I know there are two more books that were added later (one that comes before the first, and one between the fourth and fifth), but I haven’t read those yet. I might, at some point, but so far I’m happy with these.

For those of you who’ve been paying attention, I’ve read all the books now, (read reviews for 1, 2, 3, 4, 5, and 6, here) and these are the first King books I’ve actually read. I feel like I’ve always been a fan of King though, through movies and reputation, but now I’ve actually read his words. And I… I don’t know what to say.

I love the series, I love the dark tower. Sometimes I’ve been more than frustrated with King’s writing, it’s sometimes slow, it’s definitely too long, and the whole of book 4 felt like a waste. (Book 1 and 4 are definitely my least favorite, but I did thoroughly enjoy the series.) At the same time, it’s kind of sad that it’s over, in a sense. Maybe because of the series and the books length, I was half-expecting it all to never end, but now it has, and I almost wish I’d never finished it just so they wouldn’t end. At least I have those two other books to read, right?

Book 7:

I don’t know how much I can tell you about book 7, other than that the Ka-tet comes together again finally, and we’re off to the tower. We’re finally heading to the tower. It’s a very good ending, even though I didn’t like (but we’ll get to that), and everything is finally answered. All the treads followed, all the problems solved. It’s all dealt with. At first I didn’t like the ending, because I didn’t think about it properly. I saw it as an end of a story instead of seeing it as the end of the road. Because it’s all about the road. The journey Roland, Eddie, Jake, and Susannah have traveled together is finally over, and I look back at it with a smile.

I wrote a post a while back about how I very seldomly re-read stuff. You can check that out here if you’d like, but I realized as I was finishing this book that I wanted to go back and start again.
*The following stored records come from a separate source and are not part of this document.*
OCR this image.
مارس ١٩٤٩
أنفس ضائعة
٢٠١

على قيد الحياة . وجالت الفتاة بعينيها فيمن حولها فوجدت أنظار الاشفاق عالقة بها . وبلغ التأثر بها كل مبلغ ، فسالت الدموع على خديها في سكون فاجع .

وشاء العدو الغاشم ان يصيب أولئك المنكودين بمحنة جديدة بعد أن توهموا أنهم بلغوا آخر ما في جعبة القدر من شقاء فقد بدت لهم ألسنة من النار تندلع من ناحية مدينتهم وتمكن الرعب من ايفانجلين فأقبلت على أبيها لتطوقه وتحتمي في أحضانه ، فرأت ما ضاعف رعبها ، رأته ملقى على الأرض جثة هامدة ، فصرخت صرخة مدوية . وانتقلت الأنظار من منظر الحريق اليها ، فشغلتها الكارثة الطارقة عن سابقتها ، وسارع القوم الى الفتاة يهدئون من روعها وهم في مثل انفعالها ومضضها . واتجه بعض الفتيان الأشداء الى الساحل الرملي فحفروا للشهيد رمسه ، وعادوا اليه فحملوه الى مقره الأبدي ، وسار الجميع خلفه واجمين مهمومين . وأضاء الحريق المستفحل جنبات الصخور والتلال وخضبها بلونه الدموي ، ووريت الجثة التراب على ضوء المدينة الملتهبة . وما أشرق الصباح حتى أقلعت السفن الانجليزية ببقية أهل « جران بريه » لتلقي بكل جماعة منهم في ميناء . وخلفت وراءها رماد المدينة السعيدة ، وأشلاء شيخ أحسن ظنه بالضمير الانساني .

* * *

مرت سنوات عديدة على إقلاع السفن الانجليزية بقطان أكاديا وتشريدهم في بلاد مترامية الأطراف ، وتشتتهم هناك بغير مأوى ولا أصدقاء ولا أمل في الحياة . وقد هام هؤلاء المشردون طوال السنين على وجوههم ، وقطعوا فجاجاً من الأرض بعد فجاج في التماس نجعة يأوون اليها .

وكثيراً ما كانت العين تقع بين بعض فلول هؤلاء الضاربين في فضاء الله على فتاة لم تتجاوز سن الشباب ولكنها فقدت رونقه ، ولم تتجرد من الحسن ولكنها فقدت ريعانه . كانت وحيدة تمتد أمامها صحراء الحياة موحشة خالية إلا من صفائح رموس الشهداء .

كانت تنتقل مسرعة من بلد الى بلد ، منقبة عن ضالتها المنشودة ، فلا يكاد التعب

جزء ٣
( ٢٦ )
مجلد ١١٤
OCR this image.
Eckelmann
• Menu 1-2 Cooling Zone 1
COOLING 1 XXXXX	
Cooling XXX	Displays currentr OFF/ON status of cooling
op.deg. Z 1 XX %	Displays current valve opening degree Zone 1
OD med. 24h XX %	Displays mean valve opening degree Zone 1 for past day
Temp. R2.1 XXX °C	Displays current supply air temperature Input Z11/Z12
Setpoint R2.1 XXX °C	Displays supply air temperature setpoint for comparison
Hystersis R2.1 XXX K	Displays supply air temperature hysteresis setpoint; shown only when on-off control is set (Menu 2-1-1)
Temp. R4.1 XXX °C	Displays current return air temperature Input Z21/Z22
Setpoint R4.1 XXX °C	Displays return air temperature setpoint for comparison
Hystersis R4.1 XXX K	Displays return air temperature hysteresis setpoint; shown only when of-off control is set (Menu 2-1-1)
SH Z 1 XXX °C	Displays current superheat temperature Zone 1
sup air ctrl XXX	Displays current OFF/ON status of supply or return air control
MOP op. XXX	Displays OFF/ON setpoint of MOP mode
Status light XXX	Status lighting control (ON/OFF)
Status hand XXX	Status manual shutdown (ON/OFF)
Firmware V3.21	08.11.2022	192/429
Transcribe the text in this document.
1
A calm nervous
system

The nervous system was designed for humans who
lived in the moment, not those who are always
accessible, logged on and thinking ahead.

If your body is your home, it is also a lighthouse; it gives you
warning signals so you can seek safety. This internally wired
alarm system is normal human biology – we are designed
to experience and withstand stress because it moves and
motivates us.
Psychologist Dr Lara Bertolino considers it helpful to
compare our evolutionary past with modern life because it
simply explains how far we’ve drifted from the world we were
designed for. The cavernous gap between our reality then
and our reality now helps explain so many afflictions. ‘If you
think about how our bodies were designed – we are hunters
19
I’m not going to anytime soon, but I really am looking forward to going back, to going through it all again, together with them. Now that I’ve seen the end, now that I’ve been there, I want to walk down that road another time, trying not to take it for granted. I want to smell the roses again.

Stephen King:

I try to learn, when I read. I know a lot of authors say that they don’t read when they write because they don’t want to be influenced or lose their voice and style, but that’s not me. I’m not going to end up sounding like Stephen King over night, but I sure as hell want to pick up some tips and tricks here and there. In one sense we’re completely opposite. He writes extremely long, and I write very short (I try, I’m sorry). But we’re also similar (at least in my opinion), in that we both focus very much on our characters. It’s not really about the big action scenes, the massive battles, or the big hurrah, it’s the things that happen in between. That’s something I’ve noticed now that I’ve gotten very familiar with King’s writing, those long passages that drag the book out, it’s not the big scenes. It’s not the fight at the end, it’s the small stuff. He writes very much, about very little, and I think that’s why I keep up with it. That’s why I like it. Watching characters grow together, watching them bond, fight, break apart, and make up, that’s what’s so interesting.

I feel like I could keep going, wishing it wasn’t over but it is. I’m glad I started with this story when I decided to read King, and what a story it is. I highly recommend it, it’s not for nothing he calls it his Magnus Opus, and it’s very worth reading.

Looking forward to my next King adventure, which I think will be ‘IT’.